"Kommunikation muss sich verbessern"

Haushaltsdebatte: Einige kritische Töne trotz einstimmigen Beschlusses

Der Haushalt wurde am Donnerstagabend einstimmig beschlossen.
Fotos: Kevin Kunze

15.12.2023 / BAD HERSFELD - In schwierigen Zeiten sendete die Bad Hersfelder Stadtverordnetenversammlung ein gemeinsames Zeichen. Am Donnerstagabend wurde in der Stadthalle einstimmig der Haushalt für das Jahr 2024 beschlossen. Ein wenig täuschte die Einigkeit, denn zwischen den Zeilen legten die Fraktionsvorsitzenden auch den Finger in die Wunde.


So beurteilten die Fraktionsvorsitzenden das Zahlenwerk für das kommende Jahr:

Karsten Vollmar (SPD) dämpfte seine Euphorie für den Haushalt 2024 deutlich: "Lassen Sie mich gleich vorab sagen: Dieser Haushalt steht dennoch unter keinem guten Stern. Die Schuldenlast drückt enorm, Impulse zu deren Abbau hat uns der Magistrat nicht gegeben. Der Landkreis hat vergangenen Montag seine Haushaltsberatungen zunächst vertagt – ein falscher Beschluss, der dort mehrheitlich getroffen wurde. Was wird passieren? Eine Erhöhung der Kreisumlage um zwei oder vier Punkte? Dann werden wir uns zum Nachtragshaushalt – und mit uns viele Städte und Gemeinden des Landkreises – treffen, was weh tun wird."

Kritik an der Bürgermeisterin

Zudem kritisiert er auch die Bürgermeisterin deutlich: "Wir haben wenig Handlungsspielraum in unserer Stadt – es scheint zudem, als sollten die politischen Fraktionen in die Statistenrolle gedrängt werden, wenn man die Antworten der Bürgermeisterin auf die Anträge gelesen hat.

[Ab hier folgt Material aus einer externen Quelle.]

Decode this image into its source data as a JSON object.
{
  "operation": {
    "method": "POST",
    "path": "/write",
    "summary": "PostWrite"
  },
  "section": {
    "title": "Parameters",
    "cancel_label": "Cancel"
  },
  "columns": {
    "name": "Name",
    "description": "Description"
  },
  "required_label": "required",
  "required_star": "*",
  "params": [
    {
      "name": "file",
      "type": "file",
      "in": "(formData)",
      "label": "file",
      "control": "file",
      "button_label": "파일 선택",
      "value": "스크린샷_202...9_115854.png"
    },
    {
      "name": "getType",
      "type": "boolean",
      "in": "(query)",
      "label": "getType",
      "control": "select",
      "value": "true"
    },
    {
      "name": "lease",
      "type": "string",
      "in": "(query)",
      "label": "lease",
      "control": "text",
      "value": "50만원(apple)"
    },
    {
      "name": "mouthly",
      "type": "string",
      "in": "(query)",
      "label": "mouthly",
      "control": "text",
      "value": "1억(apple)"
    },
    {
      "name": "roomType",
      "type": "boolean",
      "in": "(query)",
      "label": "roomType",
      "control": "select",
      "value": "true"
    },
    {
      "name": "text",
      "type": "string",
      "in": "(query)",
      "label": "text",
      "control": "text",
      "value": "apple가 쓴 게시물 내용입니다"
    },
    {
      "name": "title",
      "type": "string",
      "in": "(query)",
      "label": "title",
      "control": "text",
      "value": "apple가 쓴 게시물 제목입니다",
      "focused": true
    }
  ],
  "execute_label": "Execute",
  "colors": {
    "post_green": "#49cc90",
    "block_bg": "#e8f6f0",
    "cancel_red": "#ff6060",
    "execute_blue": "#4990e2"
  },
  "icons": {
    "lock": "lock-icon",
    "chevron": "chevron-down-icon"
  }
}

Es war gut, dass in der vorletzten HFA-Sitzung die Fraktionen hier ein deutliches Statement abgegeben haben – und ich darf für die SPD sagen: Wir empfanden den geringen Willen, hier im Schulterschluss auf die ohnehin maßvollen Forderungen der Fraktionen zuzugehen als wenig vertrauensbildend."

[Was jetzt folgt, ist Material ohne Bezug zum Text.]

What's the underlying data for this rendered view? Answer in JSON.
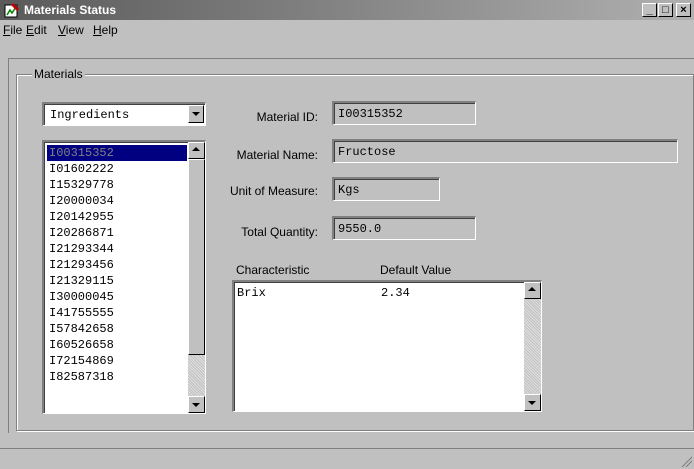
{
  "window": {
    "title": "Materials Status",
    "controls": {
      "minimize": "_",
      "maximize": "□",
      "close": "×"
    }
  },
  "menu": [
    {
      "label": "File",
      "mnemonic": "F",
      "rest": "ile"
    },
    {
      "label": "Edit",
      "mnemonic": "E",
      "rest": "dit"
    },
    {
      "label": "View",
      "mnemonic": "V",
      "rest": "iew"
    },
    {
      "label": "Help",
      "mnemonic": "H",
      "rest": "elp"
    }
  ],
  "materials_group": {
    "label": "Materials",
    "type_select": {
      "value": "Ingredients"
    },
    "list": {
      "items": [
        "I00315352",
        "I01602222",
        "I15329778",
        "I20000034",
        "I20142955",
        "I20286871",
        "I21293344",
        "I21293456",
        "I21329115",
        "I30000045",
        "I41755555",
        "I57842658",
        "I60526658",
        "I72154869",
        "I82587318"
      ],
      "selected_index": 0
    },
    "fields": {
      "material_id": {
        "label": "Material ID:",
        "value": "I00315352"
      },
      "material_name": {
        "label": "Material Name:",
        "value": "Fructose"
      },
      "unit_of_measure": {
        "label": "Unit of Measure:",
        "value": "Kgs"
      },
      "total_quantity": {
        "label": "Total Quantity:",
        "value": "9550.0"
      }
    },
    "characteristics": {
      "columns": [
        "Characteristic",
        "Default Value"
      ],
      "rows": [
        {
          "characteristic": "Brix",
          "default_value": "2.34"
        }
      ]
    }
  }
}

Eine weitere Entwicklung, die Vollmar nicht gefällt, ließ er ebenfalls nicht unkommentiert: "Insgesamt hat sich eine bräsige Politiklosigkeit in unserer Stadt, vor allem in deren Gremien breitgemacht. Es scheint, als hätten wir das Diskutieren verlernt." Abschließend gab der SPD-Fraktionschef noch ein Versprechen ab: "Wir werden die Stadtpolitik genauso konstruktiv uns unterstützend begleiten, wie immer. Aber es heißt auch: Im neuen Jahr werden wir das wesentlich kritischer und nachhaltiger tun."

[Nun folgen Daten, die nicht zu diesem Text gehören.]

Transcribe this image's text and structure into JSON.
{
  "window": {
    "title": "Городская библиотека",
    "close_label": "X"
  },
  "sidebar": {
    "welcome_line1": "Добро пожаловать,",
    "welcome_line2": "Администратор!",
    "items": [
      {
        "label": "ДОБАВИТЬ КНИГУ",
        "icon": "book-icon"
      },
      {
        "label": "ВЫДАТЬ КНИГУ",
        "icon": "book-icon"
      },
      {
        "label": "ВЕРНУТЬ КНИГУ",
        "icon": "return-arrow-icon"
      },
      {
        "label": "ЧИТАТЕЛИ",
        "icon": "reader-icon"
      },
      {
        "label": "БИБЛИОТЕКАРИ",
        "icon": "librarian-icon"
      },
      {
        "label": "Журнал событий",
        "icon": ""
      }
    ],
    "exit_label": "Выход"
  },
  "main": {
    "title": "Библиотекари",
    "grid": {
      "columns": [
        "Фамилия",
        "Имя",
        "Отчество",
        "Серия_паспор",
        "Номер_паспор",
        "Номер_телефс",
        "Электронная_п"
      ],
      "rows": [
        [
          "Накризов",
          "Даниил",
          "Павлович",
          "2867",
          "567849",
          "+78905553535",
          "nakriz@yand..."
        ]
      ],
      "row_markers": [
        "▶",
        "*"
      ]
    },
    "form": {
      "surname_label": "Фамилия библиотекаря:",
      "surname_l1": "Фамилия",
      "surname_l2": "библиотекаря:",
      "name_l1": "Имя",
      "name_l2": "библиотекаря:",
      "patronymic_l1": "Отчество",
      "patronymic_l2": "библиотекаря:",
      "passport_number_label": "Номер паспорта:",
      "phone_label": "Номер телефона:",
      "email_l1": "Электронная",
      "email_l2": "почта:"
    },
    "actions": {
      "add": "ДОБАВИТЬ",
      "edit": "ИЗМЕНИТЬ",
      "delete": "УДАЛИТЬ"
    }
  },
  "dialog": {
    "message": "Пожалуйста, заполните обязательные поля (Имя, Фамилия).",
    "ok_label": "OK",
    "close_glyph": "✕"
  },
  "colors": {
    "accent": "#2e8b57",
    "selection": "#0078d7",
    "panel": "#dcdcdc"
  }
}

Andreas Rey (CDU) zeigte sich in seiner Haushaltsrede zufrieden mit dem Zahlenwerk für das kommende Jahr: "Ich glaube, uns ist ein Zahlenwerk gelungen, dass die Erwartungen und Herausforderungen trotz der angespannten Lage erfüllt und in sich stimmig und ausgewogen ist. Ich freue mich, dass wir trotz aller Widrigkeiten noch ohne Erhöhungen von Gebühren, Steuern auskommen können." Dabei seien von allen Fraktionen, Anliegen berücksichtigt worden.

Viel Einigkeit zwischen den Fraktionen

Laut Rey habe auch die CDU wichtige Akzente setzen können: "Stichwort Kinderbetreuung. Hier haben wir zusätzliche Mittel für Fortbildungen der Erzieher für den Bereich Sprachförderung beantragt. Außerdem möchten wir, dass künftig mehr Mitarbeiter für diesen Bereich ausbilden. Ein weiteres Thema, das uns umtreibt: Wie geht es mit unserer Innenstadt weiter? Das zusätzliche Budget für den neuen Citymanager ist hier ein klares Signal für eine erfolgreiche Stadtentwicklung. Auch hier freue ich mich, dass wir uns mit den übrigen Fraktionen einig geworden sind."

Andrea Zietz (Grüne) legte besonders beim Thema Umwelt und Klimaschutz den Finger in die Wunde: "Kaum ein Thema scheint für ein Spalten der Gesellschaft, aber auch der Politik, besser geeignet wie der Schutz unseres Klimas. Wir haben in Bad Hersfeld schon einiges auf den Weg gebracht, aber es ist immer noch viel, viel zu wenig. Jeder Euro, den wir heute sparen, weil wir das Geld für eine Photovoltaik-Anlage, für Wärmedämmung oder Radwege nicht ausgeben, wird morgen doppelt so teuer über Energiekosten, Hochwasserschutz oder Klimaanlagen aufgewendet." Gerade beim Thema Radwegausbau seien lediglich 40.000 Euro veranschlagt: "Wir schaffen mit den uns zur Verfügung stehenden Mitteln keine Verkehrswende. Dem Ziel der Klimaneutralität kommen wir hauptsächlich auf dem Kalender näher", ergänzt die Grünen-Fraktionschefin.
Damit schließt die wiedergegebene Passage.